A mass-produced beef sandwich with stratified layers that mark an incredibly long prehistory in time. --The Nonverbal Dictionary
• Chemical signs: mainly taste
• Sesame seeds: nutty flavor primates crave
• Cooked beef: furans, pyrones, and other carbon, hydrogen, and oxygen molecules provide complex onion, chocolate, nutty, fruity, and caramel-like tastes we prefer to bland taste of uncooked flesh
• Pickles: add texture and primary sour taste
• Lettuce: soothing properties of magnesium
• Onions: volatile sulphur compounds
• Sauce: adds moisture; variant of thousand-island dressing (salad oil, orange and lemon juice, minced onion, paprika, Worcestershire sauce, dry mustard, parsley, and salt)
• American cheese: sends salty signals to tongue tip. Smoothness blends well with coarse texture of beef. Flavorful fatty acids and esters of glycerol satisfy a natural craving for fat
[slide 10b] Evolution:
• Encodes potpourri of flavor messages from the past
• Bread and meat an age-old combination. Oven-cooked bread invented by Greeks and eaten with opson ("non-bread" veggies and meats) on top. Open-faced sandwich later evolved as pizza.
• From Dark Ages to Renaissance, thick bread slices (trenchers)

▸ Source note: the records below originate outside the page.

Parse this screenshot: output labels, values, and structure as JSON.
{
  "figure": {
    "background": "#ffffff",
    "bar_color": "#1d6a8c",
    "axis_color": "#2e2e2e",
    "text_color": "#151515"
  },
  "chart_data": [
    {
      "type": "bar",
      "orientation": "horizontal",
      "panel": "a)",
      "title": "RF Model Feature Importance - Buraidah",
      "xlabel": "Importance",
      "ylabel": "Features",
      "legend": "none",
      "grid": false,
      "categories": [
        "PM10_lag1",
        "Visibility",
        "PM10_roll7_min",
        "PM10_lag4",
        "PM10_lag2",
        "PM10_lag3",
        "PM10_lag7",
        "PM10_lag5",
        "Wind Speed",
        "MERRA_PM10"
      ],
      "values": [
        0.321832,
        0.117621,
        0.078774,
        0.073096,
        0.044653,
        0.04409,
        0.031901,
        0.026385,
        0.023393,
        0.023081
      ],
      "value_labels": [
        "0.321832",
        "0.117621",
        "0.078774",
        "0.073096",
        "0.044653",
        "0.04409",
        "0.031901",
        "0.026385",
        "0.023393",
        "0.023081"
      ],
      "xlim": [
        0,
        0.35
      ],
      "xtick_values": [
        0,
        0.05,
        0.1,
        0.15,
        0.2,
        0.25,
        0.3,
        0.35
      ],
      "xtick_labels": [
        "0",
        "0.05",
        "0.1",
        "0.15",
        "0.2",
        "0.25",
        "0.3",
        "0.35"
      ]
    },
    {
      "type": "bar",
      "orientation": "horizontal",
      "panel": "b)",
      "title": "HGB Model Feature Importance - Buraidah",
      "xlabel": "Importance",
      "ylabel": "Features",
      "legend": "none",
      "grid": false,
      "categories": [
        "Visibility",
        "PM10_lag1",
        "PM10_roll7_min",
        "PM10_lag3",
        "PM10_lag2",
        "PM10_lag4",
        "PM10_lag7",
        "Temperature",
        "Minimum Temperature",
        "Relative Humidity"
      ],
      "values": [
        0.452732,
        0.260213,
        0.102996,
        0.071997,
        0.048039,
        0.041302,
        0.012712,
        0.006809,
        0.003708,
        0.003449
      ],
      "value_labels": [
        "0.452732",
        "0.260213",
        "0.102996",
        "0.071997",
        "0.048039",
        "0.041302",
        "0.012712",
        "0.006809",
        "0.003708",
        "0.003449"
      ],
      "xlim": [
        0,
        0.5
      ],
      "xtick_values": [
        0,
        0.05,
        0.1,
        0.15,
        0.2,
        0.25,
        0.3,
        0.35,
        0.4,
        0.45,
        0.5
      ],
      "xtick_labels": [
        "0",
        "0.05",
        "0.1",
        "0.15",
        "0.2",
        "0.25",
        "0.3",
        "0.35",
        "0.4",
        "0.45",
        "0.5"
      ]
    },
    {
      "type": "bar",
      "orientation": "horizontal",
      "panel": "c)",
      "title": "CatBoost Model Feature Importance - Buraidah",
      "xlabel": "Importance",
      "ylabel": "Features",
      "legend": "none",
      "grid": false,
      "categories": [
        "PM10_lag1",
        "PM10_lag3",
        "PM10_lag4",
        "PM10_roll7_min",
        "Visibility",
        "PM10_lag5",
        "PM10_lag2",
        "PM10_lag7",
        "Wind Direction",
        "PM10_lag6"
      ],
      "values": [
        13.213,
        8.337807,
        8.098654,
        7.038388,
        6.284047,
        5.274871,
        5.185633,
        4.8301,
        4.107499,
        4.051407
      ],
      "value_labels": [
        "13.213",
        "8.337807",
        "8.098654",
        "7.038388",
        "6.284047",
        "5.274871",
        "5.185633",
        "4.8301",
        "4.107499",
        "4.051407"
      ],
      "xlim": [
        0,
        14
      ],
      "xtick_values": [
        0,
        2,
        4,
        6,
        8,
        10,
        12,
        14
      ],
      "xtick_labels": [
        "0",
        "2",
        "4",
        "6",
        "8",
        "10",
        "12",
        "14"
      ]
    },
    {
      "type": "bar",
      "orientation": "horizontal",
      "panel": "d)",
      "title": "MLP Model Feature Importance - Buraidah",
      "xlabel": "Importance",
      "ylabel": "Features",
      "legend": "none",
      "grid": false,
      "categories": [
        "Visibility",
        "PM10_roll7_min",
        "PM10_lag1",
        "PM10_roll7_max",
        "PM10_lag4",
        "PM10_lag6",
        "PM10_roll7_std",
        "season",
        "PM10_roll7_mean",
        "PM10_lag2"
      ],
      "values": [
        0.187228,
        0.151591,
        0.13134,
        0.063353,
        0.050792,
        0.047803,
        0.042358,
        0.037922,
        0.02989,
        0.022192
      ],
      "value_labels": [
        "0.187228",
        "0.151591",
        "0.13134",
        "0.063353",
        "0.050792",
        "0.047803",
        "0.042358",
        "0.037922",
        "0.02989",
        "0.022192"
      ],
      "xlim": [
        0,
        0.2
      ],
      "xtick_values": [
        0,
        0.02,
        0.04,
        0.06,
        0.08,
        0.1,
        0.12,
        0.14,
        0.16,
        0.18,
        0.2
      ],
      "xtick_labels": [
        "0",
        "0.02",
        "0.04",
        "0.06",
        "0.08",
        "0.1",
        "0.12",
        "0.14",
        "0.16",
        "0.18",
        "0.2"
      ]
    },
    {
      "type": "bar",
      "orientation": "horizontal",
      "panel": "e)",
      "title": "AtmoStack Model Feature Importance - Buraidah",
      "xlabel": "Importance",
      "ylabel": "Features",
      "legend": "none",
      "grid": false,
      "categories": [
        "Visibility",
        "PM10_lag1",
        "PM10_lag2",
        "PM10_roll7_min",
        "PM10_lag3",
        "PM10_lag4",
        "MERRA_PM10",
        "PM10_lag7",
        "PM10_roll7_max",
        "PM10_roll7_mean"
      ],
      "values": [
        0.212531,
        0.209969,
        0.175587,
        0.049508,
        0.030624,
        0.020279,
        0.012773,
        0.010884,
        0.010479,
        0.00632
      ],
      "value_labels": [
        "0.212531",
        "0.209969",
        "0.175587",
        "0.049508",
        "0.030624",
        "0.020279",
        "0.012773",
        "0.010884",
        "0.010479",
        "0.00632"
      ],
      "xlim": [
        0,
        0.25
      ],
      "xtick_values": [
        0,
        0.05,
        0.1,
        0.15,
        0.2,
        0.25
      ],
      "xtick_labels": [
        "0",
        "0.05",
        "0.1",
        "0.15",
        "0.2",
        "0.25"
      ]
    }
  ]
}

prepared with meat and sauce on top, paving way for double-decker sandwiches such as Big Mac
• Gherkins, eaten in India with salt or lemon juice for 3,000 years, came to Europe during Renaissance. Sour tastes enjoyed with lettuce since the Roman era
• Lactuca sativa (lettuce) preferred by the ancient Greeks above all other greens; aided digestion
• Wild onions used 4,000 years ago by Egyptian peasants to season bland meals. (Mummies included onions, wrapped in separate bandages, as carry-out for afterlife)
• Sweet & sour sauces have flavored meats for thousands of years
• Cuneiform tablets place cheese in the Near East by 6,000 b.p.